On sait aujourd’hui que la mode et les consommateurs sont en demande de matières soit plus naturelles et moins néfastes pour la santé, soit moins polluantes car éco-conçues. Le PDG des tissages PERRIN avait déjà senti venir cette tendance il y a quelques années lors des salons textiles. Il entreprend donc de faire certifier certaines de ses collections. La mention GOTS (Global Organic Textile Standard) sur les tissus assure ainsi que les procédés de production et de transformation sont respectueux de l’environnement et contribuent au respect et à l’amélioration des conditions de travail, interdit l’utilisation d’intrants dangereux comme les métaux lourds toxiques, les solvants aromatiques, etc…  Le label Global Recyled Standard (GRS) permet de garantir des textiles recyclés avec le respect de critères environnementaux et sociaux (traçabilité des matières premières, production responsable, produits traités durablement, réduction de l’impact néfaste de la production sur les personnes et l’environnement…).

Abdel Belbaraka

Abdel Belbaraka

Directeur des Opérations chez Les Tissages Perrin

 

Les fabricants et distributeurs de mode, souvent sous la pression des consommateurs, se tournent de plus en plus vers des entreprises capables de transparence quant à leurs pratiques et activité. Le label Go for Good crée par les Galeries Lafayette valorisent des produits qui ont un impact moindre sur l’environnement. Ils soutiennent la production locale ou contribuent au développement social.

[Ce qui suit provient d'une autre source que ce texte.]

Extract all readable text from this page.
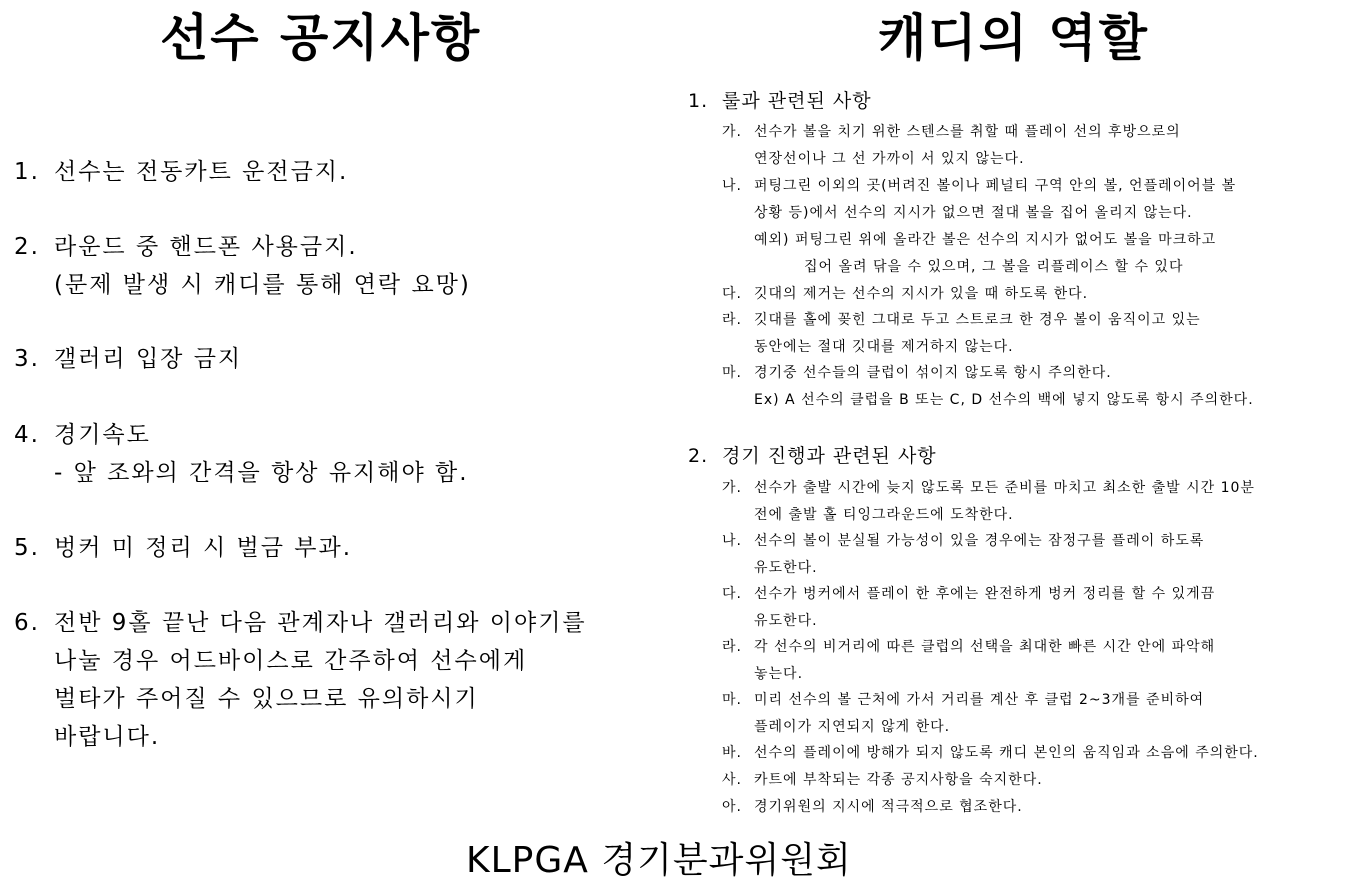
선수 공지사항	캐디의 역할
1. 선수는 전동카트 운전금지.
2. 라운드 중 핸드폰 사용금지.
(문제 발생 시 캐디를 통해 연락 요망)
3. 갤러리 입장 금지
4. 경기속도
- 앞 조와의 간격을 항상 유지해야 함.
5. 벙커 미 정리 시 벌금 부과.
6. 전반 9홀 끝난 다음 관계자나 갤러리와 이야기를
나눌 경우 어드바이스로 간주하여 선수에게
벌타가 주어질 수 있으므로 유의하시기
바랍니다.
1. 룰과 관련된 사항
가. 선수가 볼을 치기 위한 스텐스를 취할 때 플레이 선의 후방으로의
연장선이나 그 선 가까이 서 있지 않는다.
나. 퍼팅그린 이외의 곳(버려진 볼이나 페널티 구역 안의 볼, 언플레이어블 볼
상황 등)에서 선수의 지시가 없으면 절대 볼을 집어 올리지 않는다.
예외) 퍼팅그린 위에 올라간 볼은 선수의 지시가 없어도 볼을 마크하고
집어 올려 닦을 수 있으며, 그 볼을 리플레이스 할 수 있다
다. 깃대의 제거는 선수의 지시가 있을 때 하도록 한다.
라. 깃대를 홀에 꽂힌 그대로 두고 스트로크 한 경우 볼이 움직이고 있는
동안에는 절대 깃대를 제거하지 않는다.
마. 경기중 선수들의 클럽이 섞이지 않도록 항시 주의한다.
Ex) A 선수의 클럽을 B 또는 C, D 선수의 백에 넣지 않도록 항시 주의한다.
2. 경기 진행과 관련된 사항
가. 선수가 출발 시간에 늦지 않도록 모든 준비를 마치고 최소한 출발 시간 10분
전에 출발 홀 티잉그라운드에 도착한다.
나. 선수의 볼이 분실될 가능성이 있을 경우에는 잠정구를 플레이 하도록
유도한다.
다. 선수가 벙커에서 플레이 한 후에는 완전하게 벙커 정리를 할 수 있게끔
유도한다.
라. 각 선수의 비거리에 따른 클럽의 선택을 최대한 빠른 시간 안에 파악해
놓는다.
마. 미리 선수의 볼 근처에 가서 거리를 계산 후 클럽 2~3개를 준비하여
플레이가 지연되지 않게 한다.
바. 선수의 플레이에 방해가 되지 않도록 캐디 본인의 움직임과 소음에 주의한다.
사. 카트에 부착되는 각종 공지사항을 숙지한다.
아. 경기위원의 지시에 적극적으로 협조한다.
KLPGA 경기분과위원회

Les tissages PERRIN n’avaient pas attendu cette prise de conscience pour investir et se restructurer. En effet, ces valeurs correspondent à celles de l’entreprise depuis sa fondation au début du XXème siècle. Si elle a coutume de travailler de manière pérenne avec ses partenaires, développer de nouvelles collaborations, même pour de plus petits volumes, lui permet aussi de se challenger et d’aller encore plus loin dans ses responsabilités. Un client américain lui fait ainsi découvrir une procédure d’audit, le SMETA. Il compile les bonnes pratiques en matière de technique d’audit éthique.

On le sait, malheureusement la culture de la soie en France a disparu au XIXème siècle. Elle s’est délocalisée en Asie mais aussi au Brésil notamment. C’est là que s’approvisionnent les Tissages PERRIN en matière première. Pour tout le reste, leur activité se déroule en France et plus précisément en région Auvergne/Rhône-Alpes. La filature et le tissage sont réalisés en Isère tandis que la teinture est gérée depuis des années par son partenaire privilégié pour l’ennoblissement situé à côté de Lyon, berceau historique des canuts. Cette entreprise est elle-même engagée pour une mode circulaire.

On le voit, perpétuer un savoir-faire de tradition comme le travail de la soie n’empêche pas d’être à l’écoute des enjeux du monde actuel. En 2022, tisser ce produit d’exception destinée à la mode doit répondre à un cahier des charges de plus en plus exigeant, tant au niveau de la préservation des ressources naturelles que du respect des conditions de travail. Comme le dit ce proverbe chinois: «Avec du temps et de la patience, les feuilles de mûrier se transforment en robe de soie». On pourrait ajouter, en robe recyclable, dont la production a nécessité le moins de ressources et de produits chimiques possibles et dans des conditions de travail respectables.